"Earlier this year, my father, Ken Saro-Wiwa, and his eight colleagues, known collectively as the Ogoni Nine, were pardoned for a crime they never committed. After peacefully campaigning against environmental degradation of Ogoniland in Nigeria at the hands of the oil industry, they were imprisoned by the military dictatorship on false charges of treason and incitement to murder, following a trial condemned by the international community as a sham."
"On 10 November 1995, the men were executed by hanging. Thirty years on, the government of President Bola Tinubu granted a pardon to the Ogoni Nine. While our families welcome this as a step in the right direction, it is not enough a pardon suggests that these nine innocent men committed a crime. Although the court of public opinion recognises their innocence and courage, it is important that they are officially exonerated."

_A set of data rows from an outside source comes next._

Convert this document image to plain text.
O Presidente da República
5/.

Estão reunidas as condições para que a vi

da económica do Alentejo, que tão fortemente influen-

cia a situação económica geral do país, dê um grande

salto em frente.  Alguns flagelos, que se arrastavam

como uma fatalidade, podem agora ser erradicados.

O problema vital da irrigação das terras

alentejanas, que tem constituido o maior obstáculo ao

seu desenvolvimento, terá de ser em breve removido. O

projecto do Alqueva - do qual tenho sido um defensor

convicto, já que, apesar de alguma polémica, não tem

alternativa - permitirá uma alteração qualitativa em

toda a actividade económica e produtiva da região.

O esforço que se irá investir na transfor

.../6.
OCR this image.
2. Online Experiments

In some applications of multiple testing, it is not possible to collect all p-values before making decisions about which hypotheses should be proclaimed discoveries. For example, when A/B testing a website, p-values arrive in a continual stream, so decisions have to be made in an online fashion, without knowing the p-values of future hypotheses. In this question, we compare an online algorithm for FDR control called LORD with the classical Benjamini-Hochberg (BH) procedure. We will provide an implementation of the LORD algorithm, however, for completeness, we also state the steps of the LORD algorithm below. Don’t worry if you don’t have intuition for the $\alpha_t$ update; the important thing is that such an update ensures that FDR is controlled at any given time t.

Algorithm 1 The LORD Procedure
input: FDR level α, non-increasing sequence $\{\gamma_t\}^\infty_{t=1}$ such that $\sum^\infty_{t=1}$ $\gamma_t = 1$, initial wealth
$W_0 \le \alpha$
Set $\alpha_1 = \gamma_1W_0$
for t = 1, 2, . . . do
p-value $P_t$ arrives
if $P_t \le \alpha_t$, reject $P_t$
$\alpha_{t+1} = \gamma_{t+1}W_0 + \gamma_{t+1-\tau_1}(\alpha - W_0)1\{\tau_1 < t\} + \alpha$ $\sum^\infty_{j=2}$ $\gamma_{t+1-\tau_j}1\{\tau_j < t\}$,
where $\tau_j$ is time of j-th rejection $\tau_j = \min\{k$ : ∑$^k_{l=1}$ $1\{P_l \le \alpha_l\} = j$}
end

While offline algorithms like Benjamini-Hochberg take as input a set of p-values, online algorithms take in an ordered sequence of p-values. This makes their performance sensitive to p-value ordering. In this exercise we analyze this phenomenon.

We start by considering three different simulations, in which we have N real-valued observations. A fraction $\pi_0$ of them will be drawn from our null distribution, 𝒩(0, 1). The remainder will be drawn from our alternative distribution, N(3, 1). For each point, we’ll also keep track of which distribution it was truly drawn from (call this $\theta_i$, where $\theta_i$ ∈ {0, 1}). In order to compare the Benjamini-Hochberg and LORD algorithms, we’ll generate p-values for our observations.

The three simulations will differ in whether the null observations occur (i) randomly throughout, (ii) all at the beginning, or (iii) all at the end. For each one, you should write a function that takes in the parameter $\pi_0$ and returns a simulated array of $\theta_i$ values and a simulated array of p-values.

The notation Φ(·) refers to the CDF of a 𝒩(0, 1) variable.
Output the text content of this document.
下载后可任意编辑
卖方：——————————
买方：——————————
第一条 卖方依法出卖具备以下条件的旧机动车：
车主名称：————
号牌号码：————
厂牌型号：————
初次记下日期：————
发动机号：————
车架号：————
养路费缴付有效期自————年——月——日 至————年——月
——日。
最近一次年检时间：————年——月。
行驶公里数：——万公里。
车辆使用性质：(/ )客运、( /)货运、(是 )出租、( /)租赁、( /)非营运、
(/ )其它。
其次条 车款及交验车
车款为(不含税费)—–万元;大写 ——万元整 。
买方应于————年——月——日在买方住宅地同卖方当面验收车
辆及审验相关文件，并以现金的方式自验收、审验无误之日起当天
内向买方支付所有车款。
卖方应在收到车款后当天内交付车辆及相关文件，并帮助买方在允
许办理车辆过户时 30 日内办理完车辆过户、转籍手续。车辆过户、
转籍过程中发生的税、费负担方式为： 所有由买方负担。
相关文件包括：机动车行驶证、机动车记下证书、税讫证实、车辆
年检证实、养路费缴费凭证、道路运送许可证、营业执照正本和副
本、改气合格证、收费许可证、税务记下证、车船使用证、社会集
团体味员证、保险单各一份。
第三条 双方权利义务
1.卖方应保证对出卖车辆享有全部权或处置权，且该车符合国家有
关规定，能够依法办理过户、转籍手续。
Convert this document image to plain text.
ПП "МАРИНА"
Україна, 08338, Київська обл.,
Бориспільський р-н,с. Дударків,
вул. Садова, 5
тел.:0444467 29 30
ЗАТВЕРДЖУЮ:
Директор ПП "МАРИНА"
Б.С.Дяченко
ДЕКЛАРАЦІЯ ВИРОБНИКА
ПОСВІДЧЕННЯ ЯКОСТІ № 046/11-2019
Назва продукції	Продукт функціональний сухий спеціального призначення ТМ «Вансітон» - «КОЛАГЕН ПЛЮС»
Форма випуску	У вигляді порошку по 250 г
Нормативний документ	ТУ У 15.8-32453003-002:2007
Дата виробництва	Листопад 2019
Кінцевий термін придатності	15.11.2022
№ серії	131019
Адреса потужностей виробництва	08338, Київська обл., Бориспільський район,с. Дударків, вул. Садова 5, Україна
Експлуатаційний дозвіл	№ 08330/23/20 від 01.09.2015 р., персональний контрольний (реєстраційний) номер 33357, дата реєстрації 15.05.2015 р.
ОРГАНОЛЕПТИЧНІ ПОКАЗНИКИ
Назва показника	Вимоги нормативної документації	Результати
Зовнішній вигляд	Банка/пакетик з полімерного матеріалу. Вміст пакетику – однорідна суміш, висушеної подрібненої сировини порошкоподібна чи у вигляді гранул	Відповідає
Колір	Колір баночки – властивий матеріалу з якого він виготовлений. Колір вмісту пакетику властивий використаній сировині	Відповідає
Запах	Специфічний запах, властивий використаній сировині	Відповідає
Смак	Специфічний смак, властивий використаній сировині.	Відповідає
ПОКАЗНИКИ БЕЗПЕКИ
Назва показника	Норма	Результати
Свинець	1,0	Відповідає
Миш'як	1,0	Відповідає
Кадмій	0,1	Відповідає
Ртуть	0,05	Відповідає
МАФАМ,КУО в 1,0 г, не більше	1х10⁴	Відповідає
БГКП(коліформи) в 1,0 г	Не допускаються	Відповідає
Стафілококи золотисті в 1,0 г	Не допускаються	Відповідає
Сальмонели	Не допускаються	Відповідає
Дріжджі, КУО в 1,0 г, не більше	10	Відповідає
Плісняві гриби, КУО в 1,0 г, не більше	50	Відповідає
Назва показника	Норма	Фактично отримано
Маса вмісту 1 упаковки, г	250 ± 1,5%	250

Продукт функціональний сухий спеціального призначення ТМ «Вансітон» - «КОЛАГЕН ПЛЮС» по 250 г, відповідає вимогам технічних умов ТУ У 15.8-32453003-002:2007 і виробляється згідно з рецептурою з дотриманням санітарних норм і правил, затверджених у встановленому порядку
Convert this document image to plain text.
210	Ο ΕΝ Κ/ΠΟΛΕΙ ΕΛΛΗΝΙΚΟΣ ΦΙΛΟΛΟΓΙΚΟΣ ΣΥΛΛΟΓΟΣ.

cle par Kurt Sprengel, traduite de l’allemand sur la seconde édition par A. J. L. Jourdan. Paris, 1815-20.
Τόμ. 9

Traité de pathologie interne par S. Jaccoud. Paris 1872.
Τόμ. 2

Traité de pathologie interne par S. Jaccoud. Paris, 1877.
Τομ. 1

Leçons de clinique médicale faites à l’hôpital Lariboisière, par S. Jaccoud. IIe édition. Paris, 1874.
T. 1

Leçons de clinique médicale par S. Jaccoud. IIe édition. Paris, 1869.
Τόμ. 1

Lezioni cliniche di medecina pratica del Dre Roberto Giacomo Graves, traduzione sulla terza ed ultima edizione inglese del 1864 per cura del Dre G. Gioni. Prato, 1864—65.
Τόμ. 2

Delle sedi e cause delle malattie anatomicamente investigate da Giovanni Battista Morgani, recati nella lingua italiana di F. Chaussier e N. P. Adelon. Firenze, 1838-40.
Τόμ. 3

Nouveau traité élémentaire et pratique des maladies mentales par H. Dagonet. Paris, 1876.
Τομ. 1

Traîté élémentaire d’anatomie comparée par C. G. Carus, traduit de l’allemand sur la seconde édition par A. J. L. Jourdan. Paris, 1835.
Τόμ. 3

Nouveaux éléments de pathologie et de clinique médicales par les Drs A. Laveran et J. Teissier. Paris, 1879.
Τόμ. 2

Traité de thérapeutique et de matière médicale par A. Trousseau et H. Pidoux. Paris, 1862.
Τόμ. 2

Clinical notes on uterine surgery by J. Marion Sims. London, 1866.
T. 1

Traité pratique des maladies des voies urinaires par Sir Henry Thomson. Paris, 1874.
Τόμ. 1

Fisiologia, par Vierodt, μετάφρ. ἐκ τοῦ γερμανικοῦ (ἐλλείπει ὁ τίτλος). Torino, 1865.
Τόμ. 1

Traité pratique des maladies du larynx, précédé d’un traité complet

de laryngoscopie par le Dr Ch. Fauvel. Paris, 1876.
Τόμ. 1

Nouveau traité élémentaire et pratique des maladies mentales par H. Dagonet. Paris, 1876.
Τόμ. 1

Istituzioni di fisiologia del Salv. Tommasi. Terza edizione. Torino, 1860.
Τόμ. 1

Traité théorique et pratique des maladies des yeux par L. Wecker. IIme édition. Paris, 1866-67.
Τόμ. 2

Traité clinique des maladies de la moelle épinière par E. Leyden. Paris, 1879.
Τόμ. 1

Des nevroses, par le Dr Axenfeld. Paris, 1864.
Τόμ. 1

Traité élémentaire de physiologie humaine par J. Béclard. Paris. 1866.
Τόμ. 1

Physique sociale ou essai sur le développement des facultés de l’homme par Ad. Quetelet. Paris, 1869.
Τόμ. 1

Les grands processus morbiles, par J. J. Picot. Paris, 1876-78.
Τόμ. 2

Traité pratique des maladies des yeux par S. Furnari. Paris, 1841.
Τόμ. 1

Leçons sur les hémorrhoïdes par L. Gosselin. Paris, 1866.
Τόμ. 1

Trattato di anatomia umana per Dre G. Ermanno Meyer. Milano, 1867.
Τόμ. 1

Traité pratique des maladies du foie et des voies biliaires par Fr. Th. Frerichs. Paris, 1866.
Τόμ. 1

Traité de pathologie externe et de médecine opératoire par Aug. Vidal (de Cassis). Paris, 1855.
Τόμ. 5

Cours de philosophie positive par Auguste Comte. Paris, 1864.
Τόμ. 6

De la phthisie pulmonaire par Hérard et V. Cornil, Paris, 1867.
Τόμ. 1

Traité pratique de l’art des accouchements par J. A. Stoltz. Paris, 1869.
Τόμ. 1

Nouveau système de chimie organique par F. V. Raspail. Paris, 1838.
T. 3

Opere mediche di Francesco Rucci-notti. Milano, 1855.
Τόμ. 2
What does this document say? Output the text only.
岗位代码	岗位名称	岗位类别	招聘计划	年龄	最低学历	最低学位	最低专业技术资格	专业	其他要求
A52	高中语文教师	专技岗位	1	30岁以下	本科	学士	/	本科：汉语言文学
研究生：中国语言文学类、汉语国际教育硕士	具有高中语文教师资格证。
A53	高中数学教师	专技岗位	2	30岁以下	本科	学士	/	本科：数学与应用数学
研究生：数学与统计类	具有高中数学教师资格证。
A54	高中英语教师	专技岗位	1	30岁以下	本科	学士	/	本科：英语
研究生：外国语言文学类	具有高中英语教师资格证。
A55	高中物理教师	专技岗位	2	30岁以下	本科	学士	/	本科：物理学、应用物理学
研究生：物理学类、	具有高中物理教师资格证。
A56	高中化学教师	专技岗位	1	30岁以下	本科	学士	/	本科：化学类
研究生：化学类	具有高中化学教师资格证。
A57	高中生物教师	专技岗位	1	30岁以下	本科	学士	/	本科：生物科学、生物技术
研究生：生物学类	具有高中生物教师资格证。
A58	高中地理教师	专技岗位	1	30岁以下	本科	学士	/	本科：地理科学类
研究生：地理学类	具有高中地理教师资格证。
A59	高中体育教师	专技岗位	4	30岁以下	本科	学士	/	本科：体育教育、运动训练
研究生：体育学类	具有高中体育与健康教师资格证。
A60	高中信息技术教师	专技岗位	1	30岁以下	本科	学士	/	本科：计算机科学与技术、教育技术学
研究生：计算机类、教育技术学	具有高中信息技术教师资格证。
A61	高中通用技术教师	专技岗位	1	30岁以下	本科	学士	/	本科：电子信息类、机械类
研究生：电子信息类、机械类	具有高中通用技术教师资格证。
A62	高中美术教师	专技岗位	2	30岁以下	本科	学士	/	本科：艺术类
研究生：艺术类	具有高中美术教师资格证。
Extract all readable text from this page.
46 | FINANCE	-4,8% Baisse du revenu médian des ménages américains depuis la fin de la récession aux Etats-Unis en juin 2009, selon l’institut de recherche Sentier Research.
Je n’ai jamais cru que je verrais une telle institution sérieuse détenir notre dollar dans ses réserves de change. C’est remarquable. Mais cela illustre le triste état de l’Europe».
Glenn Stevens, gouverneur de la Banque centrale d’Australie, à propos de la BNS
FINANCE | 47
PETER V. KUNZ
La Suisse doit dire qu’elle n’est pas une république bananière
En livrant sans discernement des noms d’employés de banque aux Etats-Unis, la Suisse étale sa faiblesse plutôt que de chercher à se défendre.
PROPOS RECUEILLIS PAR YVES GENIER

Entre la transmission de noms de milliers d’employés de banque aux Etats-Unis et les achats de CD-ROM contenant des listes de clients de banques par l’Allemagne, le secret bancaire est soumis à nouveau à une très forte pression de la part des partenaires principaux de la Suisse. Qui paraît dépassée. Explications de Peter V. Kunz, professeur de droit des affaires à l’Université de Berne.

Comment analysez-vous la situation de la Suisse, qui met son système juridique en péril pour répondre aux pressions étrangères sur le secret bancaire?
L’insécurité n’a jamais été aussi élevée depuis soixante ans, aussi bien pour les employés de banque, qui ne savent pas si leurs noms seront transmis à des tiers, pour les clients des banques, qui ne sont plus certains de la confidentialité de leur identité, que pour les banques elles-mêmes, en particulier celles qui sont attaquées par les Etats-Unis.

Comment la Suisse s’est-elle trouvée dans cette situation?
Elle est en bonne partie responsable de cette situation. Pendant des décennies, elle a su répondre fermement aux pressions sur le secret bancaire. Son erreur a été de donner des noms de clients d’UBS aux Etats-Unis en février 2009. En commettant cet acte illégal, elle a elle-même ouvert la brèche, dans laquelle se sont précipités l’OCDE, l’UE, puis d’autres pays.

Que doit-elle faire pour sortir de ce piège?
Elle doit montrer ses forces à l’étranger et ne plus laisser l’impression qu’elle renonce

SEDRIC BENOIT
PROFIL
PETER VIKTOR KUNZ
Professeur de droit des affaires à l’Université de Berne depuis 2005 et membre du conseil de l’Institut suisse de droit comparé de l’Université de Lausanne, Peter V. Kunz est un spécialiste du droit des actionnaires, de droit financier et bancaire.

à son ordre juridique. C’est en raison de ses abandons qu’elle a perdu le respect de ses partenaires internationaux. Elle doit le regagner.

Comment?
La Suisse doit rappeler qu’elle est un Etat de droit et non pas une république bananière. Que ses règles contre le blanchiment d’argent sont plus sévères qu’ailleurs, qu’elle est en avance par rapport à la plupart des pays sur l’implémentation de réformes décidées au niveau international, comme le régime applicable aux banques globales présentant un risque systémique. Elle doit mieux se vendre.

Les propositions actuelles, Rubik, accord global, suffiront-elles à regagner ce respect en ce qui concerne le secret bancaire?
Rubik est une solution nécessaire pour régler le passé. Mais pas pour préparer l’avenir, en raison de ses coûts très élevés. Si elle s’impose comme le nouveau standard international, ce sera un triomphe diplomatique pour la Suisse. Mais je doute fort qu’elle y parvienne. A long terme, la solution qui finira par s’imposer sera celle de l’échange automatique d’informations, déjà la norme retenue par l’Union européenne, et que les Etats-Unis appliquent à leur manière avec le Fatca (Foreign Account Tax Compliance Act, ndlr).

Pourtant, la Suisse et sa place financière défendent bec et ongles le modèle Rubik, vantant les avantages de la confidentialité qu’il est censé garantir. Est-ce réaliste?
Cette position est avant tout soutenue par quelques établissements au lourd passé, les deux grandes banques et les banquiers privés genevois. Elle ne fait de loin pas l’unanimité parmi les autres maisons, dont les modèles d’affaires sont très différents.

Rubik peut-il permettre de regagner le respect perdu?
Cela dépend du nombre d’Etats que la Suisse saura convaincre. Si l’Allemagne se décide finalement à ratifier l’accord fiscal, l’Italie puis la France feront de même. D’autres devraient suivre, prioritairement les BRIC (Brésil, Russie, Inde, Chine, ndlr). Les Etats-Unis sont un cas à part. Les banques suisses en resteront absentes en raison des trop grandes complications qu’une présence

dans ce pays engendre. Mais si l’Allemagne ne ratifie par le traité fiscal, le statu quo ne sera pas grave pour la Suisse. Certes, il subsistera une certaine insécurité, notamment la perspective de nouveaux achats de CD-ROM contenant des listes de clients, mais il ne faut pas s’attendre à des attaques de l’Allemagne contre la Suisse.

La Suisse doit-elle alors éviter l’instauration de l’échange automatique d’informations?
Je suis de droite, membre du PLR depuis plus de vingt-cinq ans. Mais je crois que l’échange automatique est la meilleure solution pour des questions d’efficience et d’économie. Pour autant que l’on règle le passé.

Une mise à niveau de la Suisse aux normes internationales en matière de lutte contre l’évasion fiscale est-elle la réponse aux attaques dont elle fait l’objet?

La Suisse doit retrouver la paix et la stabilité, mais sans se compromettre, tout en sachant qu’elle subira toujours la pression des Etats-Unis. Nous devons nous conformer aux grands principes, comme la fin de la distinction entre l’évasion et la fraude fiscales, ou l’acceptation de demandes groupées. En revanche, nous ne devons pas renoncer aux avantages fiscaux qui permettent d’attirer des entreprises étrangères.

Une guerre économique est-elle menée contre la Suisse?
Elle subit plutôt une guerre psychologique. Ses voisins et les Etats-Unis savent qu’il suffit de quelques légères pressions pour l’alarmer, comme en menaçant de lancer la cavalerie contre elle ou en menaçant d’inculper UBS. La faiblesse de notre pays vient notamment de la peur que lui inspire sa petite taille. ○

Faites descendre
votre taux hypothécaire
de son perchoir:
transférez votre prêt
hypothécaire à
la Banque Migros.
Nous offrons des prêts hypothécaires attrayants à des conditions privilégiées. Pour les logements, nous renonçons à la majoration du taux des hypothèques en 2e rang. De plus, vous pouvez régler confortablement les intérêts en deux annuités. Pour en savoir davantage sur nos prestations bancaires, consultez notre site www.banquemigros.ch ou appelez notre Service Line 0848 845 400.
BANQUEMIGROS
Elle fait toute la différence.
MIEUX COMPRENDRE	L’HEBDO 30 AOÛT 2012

"Ken Saro-Wiwa and thousands of brave Ogoni protesters ensured that Shell Oil pulled out of Ogoniland in 1993. Since then, the multinational has been held to account for some of its environmental damage and was ordered to pay compensation for oil spills including the disaster in Bodo in 2008. Shell subsequently divested from the Niger delta earlier this year and sold its onshore leases to a local consortium (which raises further concerns about their liability for past oil spills)."
Ken Saro-Wiwa and eight Ogoni activists campaigned peacefully against oil-driven environmental degradation in Ogoniland and were imprisoned by a military regime on false treason charges. The Ogoni Nine were executed by hanging on 10 November 1995. President Bola Tinubu granted a pardon thirty years later, a move welcomed by families but criticised because a pardon implies guilt rather than formal exoneration. Successive governments’ refusal to exonerate signals entrenched corruption and suppression of efforts to honour Saro-Wiwa’s legacy. Shell pulled out of Ogoniland in 1993, faced compensation orders, and sold onshore leases; remediation efforts continue but pollution and sabotage persist.